Microstructure modifications and corrosion behaviors of Cr4Mo4V steel treated by high current pulsed electron beam

In this work, Cr4Mo4V steel was irradiated by high energy current pulsed electron beam (HCPEB) with energy density of 6 J/cm2. Morphology and phase composition of the surface layer were analyzed using scanning electron microscopy (SEM) and glancing angle X-ray diffraction (GXRD). The crater-like morphology was observed on surface after HCPEB treatment, and the thickness of melted layer was ∼7 μm. Results from GXRD revealed that HCPEB treatment could suppress martensite transition and the content of retained austenite in the melted layer increased with irradiation number.

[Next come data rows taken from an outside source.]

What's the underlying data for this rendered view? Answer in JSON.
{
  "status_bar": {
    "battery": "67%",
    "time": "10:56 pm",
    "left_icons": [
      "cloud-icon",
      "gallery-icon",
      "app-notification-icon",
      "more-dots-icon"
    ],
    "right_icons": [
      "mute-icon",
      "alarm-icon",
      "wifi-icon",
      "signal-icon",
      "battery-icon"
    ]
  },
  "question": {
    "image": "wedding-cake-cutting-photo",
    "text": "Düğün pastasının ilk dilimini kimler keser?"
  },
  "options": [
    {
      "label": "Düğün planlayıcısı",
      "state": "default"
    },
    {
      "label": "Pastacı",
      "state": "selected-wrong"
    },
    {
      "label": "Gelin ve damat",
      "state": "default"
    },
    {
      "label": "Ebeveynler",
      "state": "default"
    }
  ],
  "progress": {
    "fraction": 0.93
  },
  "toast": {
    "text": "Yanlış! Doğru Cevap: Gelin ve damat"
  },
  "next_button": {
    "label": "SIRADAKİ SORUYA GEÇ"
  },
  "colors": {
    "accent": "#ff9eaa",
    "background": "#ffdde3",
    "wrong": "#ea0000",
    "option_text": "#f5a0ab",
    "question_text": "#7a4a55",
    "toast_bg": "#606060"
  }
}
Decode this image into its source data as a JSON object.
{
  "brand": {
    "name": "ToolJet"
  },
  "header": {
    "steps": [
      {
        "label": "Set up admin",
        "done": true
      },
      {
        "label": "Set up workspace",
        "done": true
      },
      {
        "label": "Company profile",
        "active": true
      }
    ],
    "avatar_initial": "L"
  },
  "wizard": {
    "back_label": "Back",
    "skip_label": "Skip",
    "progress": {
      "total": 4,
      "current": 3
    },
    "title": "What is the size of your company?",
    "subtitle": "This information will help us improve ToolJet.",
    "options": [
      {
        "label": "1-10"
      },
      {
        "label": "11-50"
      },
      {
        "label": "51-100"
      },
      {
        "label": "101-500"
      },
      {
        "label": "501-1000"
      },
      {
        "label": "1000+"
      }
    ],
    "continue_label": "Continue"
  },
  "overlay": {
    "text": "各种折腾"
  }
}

The corrosion resistance was evaluated by electrochemical polarization tests in neutral 3.5% NaCl solution. Compared with the untreated Cr4Mo4V steel, corrosion potential of the samples treated by HCPEB improved and the corrosion current density decreased. The improved corrosion resistance is attributed to the absence of the carbide, formation of retained austenite and dissolution of alloy elements, particularly of Cr and Mo, into the matrix.

Research highlights▶ Using high energy pulsed electron beam to modify Cr4Mo4V steel surface properties. ▶ Electron beam irradiation induces crater-like defects on the surface of the steel. ▶ After irradiation, retained austenite formed in the remelted layer of the steel. ▶ Electron beam irradiation improves the corrosion resistance of the steel.